아래의 코드를 실행시키면 마인크래프트 게임이 실행됩니다. 

In [1]:
import gym
import minerl

env = gym.make("MineRLNavigateDense-v0")
env.make_interactive(port=5656, realtime=False) # 상호작용을 위한 코드입니다. 
print(f"obs space: {env.observation_space}")
print(f"action space: {env.action_space}")




obs space: Dict(compassAngle:Box(low=-180.0, high=180.0, shape=()), inventory:Dict(dirt:Box(low=0, high=2304, shape=())), pov:Box(low=0, high=255, shape=(64, 64, 3)))
action space: Dict(attack:Discrete(2), back:Discrete(2), camera:Box(low=-180.0, high=180.0, shape=(2,)), forward:Discrete(2), jump:Discrete(2), left:Discrete(2), place:Enum(dirt,none), right:Discrete(2), sneak:Discrete(2), sprint:Discrete(2))

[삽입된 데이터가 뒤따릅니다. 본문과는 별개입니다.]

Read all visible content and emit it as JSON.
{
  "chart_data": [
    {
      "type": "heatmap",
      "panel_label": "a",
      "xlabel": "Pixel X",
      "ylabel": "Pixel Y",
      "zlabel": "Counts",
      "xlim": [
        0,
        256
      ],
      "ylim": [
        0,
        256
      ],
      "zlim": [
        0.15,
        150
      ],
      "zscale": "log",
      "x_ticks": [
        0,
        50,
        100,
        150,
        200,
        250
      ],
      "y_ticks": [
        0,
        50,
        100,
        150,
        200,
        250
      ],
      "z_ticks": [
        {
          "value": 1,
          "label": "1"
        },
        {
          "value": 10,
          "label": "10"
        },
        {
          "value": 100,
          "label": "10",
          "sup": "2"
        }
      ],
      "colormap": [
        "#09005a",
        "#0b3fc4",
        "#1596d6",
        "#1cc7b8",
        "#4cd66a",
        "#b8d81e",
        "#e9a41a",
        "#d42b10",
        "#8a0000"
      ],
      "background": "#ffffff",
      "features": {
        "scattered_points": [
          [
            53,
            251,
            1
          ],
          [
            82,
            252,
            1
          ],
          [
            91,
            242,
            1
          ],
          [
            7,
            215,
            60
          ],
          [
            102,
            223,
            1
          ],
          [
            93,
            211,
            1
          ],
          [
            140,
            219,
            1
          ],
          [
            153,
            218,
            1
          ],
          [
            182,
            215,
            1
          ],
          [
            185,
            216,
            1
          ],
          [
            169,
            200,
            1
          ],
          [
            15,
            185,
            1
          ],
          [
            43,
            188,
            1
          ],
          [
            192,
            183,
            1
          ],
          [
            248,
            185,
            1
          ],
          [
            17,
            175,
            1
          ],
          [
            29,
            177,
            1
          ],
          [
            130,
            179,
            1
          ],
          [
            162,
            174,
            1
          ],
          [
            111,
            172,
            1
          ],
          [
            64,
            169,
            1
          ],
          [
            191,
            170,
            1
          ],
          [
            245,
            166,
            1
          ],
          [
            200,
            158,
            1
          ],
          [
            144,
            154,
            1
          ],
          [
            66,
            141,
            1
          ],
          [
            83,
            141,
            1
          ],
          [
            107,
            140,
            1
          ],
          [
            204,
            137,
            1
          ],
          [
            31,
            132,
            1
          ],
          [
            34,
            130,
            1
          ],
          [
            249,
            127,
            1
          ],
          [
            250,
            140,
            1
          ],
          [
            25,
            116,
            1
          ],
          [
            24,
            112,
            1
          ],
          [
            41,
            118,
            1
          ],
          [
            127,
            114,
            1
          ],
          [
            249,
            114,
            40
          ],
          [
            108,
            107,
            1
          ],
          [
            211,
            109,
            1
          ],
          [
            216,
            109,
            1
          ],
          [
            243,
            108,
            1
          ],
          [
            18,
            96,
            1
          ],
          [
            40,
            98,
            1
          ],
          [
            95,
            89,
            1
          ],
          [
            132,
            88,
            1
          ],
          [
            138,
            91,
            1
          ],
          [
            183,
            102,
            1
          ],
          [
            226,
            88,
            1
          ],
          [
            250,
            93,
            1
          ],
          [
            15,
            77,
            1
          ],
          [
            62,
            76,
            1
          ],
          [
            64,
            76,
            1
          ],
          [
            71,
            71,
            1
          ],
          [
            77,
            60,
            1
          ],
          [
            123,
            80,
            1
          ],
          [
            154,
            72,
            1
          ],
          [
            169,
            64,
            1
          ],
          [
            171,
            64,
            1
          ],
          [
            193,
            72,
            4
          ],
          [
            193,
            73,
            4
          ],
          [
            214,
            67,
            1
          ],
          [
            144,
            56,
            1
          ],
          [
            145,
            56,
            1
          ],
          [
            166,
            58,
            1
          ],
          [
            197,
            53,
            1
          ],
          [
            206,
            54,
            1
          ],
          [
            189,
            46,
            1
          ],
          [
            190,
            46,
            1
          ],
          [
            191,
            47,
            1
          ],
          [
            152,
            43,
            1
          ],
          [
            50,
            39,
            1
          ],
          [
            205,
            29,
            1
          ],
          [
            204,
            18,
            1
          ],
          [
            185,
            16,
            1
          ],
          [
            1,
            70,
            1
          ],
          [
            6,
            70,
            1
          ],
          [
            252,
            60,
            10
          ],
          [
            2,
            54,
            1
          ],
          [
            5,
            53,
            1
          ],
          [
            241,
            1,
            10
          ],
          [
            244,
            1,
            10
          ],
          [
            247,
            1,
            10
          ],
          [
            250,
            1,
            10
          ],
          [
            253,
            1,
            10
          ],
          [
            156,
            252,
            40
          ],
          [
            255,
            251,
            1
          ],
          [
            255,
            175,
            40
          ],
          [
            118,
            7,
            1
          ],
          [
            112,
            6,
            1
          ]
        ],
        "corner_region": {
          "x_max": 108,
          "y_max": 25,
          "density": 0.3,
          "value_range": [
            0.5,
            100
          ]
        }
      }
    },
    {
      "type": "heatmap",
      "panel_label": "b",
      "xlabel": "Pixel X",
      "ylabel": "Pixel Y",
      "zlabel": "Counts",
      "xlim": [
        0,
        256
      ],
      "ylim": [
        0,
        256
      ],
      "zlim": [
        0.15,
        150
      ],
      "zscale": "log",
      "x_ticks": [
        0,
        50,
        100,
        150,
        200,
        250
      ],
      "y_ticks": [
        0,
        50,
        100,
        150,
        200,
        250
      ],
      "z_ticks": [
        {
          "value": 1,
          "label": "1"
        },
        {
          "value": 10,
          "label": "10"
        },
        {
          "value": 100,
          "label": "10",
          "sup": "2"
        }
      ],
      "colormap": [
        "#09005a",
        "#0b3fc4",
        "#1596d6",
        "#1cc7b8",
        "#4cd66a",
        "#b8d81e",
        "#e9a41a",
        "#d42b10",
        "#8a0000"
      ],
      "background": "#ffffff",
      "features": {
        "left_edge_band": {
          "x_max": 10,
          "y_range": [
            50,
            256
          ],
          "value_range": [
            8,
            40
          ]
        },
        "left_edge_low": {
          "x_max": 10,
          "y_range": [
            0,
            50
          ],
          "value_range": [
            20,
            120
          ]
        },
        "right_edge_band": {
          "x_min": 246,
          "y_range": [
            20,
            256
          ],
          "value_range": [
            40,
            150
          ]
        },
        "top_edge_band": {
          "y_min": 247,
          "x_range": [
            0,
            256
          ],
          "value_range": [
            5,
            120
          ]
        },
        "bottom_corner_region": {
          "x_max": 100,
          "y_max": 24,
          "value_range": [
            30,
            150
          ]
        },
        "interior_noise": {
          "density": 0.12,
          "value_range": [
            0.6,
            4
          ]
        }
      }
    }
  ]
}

코드가 정상적으로 실행이 되었다면 아래와 같이 출력됩니다. 
### Env Info  
obs space:  
Dict(compassAngle:Box(low=-180.0, high=180.0, shape=()), inventory:Dict(dirt:Box(low=0, high=2304, shape=())), pov:Box(low=0, high=255, shape=(64, 64, 3)))  
  

action space:  
Dict(attack:Discrete(2), back:Discrete(2), camera:Box(low=-180.0, high=180.0, shape=(2,)), forward:Discrete(2), jump:Discrete(2), left:Discrete(2), place:Enum(dirt,none), right:Discrete(2), sneak:Discrete(2), sprint:Discrete(2))

### Environment Goal  

![](2022-06-28-15-31-33.png)
![](2022-06-28-15-32-02.png)  
본 환경의 목표는 에이전트가 다이아몬드 블록의 위치를 찾아가는 것입니다. 다이아몬드에 가까워질 수록 (+) 보상을 받고, 멀어질수록 (-) 보상을 받습니다. 에이전트가 다이아몬드 블록을 밝거나 600초를 넘기게 되면 에피소드가 종료됩니다.  

#### 1-1 Observation space  
환경의 observation 정보는 64x64x3 RGB image tensor와  -180에서 180 사이의 스칼라 값입니다. 목표를 달성하기 위해 두 정보를 이용해야합니다. 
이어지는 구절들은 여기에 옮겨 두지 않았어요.